Mr. MacLeod said the attack on the Dutch government’s preferred provider of security certificates, DigiNotar, a company in Beverwijk, near Amsterdam, exposed the fragility of the global system of digital authentication that undergirds the Internet.

“What happened at DigiNotar appears to be the result of poor internal controls and a determined hacker,” Mr. MacLeod, who lives in Eindhoven, the Netherlands, said. “But as this kind of event becomes commonplace, the whole Internet could be undermined.”

In the case of DigiNotar, which is owned by a company in Illinois, Vasco Data Security International, the hacker masqueraded as the legitimate owner of a range of Web addresses, not just of Dutch government sites but also of global companies like Google and Yahoo.

Remotely, apparently from a computer address in Russia, he compelled DigiNotar to generate digital seals of approval for those Web sites, so-called security certificates, that could be displayed in the address lines of Web browsers as vouchers of the sites’ authenticity.

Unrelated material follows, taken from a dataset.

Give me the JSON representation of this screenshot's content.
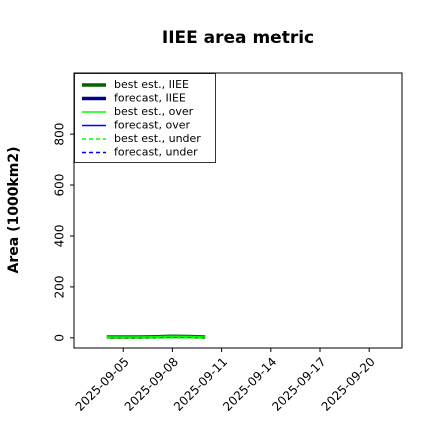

The phony sites were then used in Iran to spy on as many as 300,000 people, according to a report by a security firm, Fox-IT, that was hired by the Dutch government. Google also detected the phony certificates circulating in Iran and advised its users last week to change their passwords and be alert for unfamiliar Web addresses.

But DigiNotar is just one of an estimated 650 companies and government entities that control the flow digital security certificates. The proliferation of issuers has amplified the risks of hacking break-ins, an expert said.

“The levels of internal security controls used by issuers varies enormously, and therein lies the problem,” said Peter Eckersley, a director at the Electronic Frontier Foundation, a digital civil liberties group in San Francisco that has studied the sector. “I suspect that it will be technologically challenging over the next few years to fix these problems.”

In 2010, the Electronic Frontier Foundation studied the security certificates residing on public Web servers to compile the first comprehensive inventory of certificate issuers called the SSL Observatory. The name refers to the Secure Socket Layer protocol language certificates use to guarantee the legitimacy of Web sites and addresses.

Currently, there are 1,500 certificate issuers, Mr. Eckersley said. The biggest are U.S. companies: VeriSign, a unit of Symantec in Mountain View, California; GoDaddy, based in Scottsdale, Arizona; Atlanta-based Equifax; and Comodo, a company in Jersey City, New Jersey. But the list also includes governments, like Tunisia and the United Arab Emirates, which used its vouching authority to help plant spyware in BlackBerrys during the recent Arab Spring uprising.

“If I were the chief security officer at a major company, I should be aware that there are about 50 countries where this technology could be used to eavesdrop on my employees,” Mr. Eckersley said.